I think most people here would agree with much of what you have to say, though with some differences.

First, the question isn't so much what the word "right", say, means but, rather, what rights are. And similarly, it isn't so much that people don't agree about what the word "right" means: It's that they don't agree about what rights are, or under what circumstances someone would have one, or what have you. It doesn't follow that all these people mean different things by the word "right". If it did, then it would be impossible to disagree about anything.

Second, to answer some questions involving the notion of a right we may not need to know exactly what rights are. This is a good thing, since some very smart people have considered this question over the last several centuries and, while real progress has been made, complete consensus has not yet been reached. Still, for some purposes, as I said, we may not need complete consensus. It may be enough if we agree about certain aspects of the notion of a right.

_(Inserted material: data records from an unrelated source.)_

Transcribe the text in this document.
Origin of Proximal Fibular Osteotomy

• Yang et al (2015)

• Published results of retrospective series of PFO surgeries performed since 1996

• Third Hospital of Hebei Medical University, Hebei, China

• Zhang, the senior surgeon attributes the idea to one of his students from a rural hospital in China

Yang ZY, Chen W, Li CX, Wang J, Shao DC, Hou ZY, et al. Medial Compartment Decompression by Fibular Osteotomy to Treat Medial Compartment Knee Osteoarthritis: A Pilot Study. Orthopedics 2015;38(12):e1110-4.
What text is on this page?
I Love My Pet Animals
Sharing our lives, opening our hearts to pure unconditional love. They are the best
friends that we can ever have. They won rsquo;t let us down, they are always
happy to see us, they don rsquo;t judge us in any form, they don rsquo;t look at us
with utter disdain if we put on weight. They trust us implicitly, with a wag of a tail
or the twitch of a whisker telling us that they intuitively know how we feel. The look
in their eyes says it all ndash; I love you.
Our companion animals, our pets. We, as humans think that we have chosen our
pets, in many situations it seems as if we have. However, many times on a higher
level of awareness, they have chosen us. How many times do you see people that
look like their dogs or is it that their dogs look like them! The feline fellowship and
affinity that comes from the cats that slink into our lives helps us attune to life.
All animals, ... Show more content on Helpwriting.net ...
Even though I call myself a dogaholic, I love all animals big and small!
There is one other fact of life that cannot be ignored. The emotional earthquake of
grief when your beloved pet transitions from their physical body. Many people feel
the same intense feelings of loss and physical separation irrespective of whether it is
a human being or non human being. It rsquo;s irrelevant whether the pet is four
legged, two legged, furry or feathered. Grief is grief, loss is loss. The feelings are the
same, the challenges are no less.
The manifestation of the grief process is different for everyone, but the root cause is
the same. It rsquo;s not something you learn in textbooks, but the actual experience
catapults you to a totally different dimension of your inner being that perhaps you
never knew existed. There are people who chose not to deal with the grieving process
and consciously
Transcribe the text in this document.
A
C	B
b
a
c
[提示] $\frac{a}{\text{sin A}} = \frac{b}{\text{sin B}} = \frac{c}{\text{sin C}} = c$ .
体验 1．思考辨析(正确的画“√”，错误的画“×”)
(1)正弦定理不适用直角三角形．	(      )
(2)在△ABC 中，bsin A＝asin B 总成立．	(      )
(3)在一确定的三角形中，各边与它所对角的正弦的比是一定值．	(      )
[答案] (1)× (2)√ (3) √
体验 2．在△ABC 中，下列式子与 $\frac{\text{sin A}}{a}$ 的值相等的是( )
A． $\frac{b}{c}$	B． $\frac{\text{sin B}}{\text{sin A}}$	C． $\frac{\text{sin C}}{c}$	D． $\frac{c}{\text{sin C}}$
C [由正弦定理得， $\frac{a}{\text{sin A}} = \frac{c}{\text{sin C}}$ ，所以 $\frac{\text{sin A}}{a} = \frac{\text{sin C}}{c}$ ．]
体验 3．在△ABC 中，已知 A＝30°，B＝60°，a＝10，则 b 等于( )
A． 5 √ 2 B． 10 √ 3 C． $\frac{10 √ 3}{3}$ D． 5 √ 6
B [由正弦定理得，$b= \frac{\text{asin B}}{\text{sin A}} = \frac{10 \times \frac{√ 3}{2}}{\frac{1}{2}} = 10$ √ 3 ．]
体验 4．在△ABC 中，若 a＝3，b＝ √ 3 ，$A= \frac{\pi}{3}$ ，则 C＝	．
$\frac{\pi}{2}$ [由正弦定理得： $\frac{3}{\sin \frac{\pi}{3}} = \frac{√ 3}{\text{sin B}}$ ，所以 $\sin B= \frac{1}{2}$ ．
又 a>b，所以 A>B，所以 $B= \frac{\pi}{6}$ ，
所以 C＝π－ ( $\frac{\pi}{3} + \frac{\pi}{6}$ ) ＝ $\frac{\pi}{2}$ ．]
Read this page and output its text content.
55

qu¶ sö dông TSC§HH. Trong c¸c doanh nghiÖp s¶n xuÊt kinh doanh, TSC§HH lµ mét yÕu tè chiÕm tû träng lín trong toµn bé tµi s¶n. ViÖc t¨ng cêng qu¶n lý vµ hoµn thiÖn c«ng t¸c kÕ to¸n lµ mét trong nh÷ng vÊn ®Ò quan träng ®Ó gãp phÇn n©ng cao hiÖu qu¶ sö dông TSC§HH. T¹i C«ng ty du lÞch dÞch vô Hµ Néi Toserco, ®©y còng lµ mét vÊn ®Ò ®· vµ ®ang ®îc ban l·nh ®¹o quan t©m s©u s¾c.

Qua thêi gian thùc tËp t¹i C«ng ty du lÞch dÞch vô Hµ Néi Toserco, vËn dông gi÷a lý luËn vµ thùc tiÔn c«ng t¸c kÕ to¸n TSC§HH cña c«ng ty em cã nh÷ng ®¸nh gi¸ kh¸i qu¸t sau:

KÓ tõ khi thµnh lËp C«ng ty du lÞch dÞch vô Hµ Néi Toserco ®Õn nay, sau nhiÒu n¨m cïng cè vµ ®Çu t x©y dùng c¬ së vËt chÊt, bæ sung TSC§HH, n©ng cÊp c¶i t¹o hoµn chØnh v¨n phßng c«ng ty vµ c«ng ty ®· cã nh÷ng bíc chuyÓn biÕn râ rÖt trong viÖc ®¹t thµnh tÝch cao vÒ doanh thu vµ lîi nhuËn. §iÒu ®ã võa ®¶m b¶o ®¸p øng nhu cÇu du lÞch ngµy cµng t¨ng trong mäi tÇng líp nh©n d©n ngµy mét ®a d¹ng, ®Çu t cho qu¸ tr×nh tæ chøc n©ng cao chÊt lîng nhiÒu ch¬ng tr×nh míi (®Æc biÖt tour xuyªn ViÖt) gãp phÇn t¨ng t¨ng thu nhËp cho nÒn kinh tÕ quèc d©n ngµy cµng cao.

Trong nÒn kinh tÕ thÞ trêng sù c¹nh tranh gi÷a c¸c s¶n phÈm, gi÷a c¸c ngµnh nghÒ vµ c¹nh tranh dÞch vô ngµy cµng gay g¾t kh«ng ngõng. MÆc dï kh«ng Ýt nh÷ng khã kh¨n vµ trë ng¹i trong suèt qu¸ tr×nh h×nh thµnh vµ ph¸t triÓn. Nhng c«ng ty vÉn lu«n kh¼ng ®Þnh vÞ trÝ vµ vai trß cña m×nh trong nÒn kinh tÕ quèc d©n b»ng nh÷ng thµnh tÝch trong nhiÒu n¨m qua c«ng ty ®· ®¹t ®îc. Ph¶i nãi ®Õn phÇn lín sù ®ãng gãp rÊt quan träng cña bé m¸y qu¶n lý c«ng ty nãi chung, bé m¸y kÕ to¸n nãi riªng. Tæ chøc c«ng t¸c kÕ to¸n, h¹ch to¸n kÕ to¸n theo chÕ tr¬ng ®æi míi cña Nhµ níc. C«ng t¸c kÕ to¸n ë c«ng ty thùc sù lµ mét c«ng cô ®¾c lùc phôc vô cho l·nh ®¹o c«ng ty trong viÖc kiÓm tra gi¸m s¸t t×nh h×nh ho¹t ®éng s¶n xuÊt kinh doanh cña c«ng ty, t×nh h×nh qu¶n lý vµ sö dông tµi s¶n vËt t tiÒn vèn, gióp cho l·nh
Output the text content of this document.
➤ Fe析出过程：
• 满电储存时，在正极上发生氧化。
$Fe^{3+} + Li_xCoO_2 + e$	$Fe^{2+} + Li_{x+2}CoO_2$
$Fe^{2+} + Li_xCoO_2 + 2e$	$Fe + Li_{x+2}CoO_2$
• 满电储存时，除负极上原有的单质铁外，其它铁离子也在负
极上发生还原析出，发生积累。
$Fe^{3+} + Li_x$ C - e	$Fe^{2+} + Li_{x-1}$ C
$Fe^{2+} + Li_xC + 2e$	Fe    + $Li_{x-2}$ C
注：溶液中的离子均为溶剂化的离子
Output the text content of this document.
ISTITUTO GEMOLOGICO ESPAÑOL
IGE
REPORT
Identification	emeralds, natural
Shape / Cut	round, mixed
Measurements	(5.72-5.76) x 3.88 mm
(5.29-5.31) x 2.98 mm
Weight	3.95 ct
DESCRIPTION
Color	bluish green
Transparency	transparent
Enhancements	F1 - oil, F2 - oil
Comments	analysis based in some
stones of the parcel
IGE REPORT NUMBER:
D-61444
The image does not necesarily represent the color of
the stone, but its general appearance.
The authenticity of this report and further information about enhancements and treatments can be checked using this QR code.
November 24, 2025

Nonetheless, the problem remains what rights are. So suppose we do attack that problem. Well, how shall we proceed? There are various ways one might proceed, but one popular one, in recent times (and, arguably, for quite a long time), is to attempt to reach what John Rawls called "reflective equilibrium". We start with certain kinds of examples of cases in which it is clear to us, generally speaking, that someone does or does not have a right to do this or that, and then we start to theorize: What accounts of what rights are, and when people have them, will yield the results we expect? We want the theory to account for the data. Maybe we decide, on reflection, that some of what we thought were clear cases aren't so clear. So we revise our conception of the data, and begin again. Ideally, we reach a point where our theory and our intuitions about cases are in balance: That's reflective equilibrium.

So examples have an important role to play in such discussions. That's why they get mentioned so much.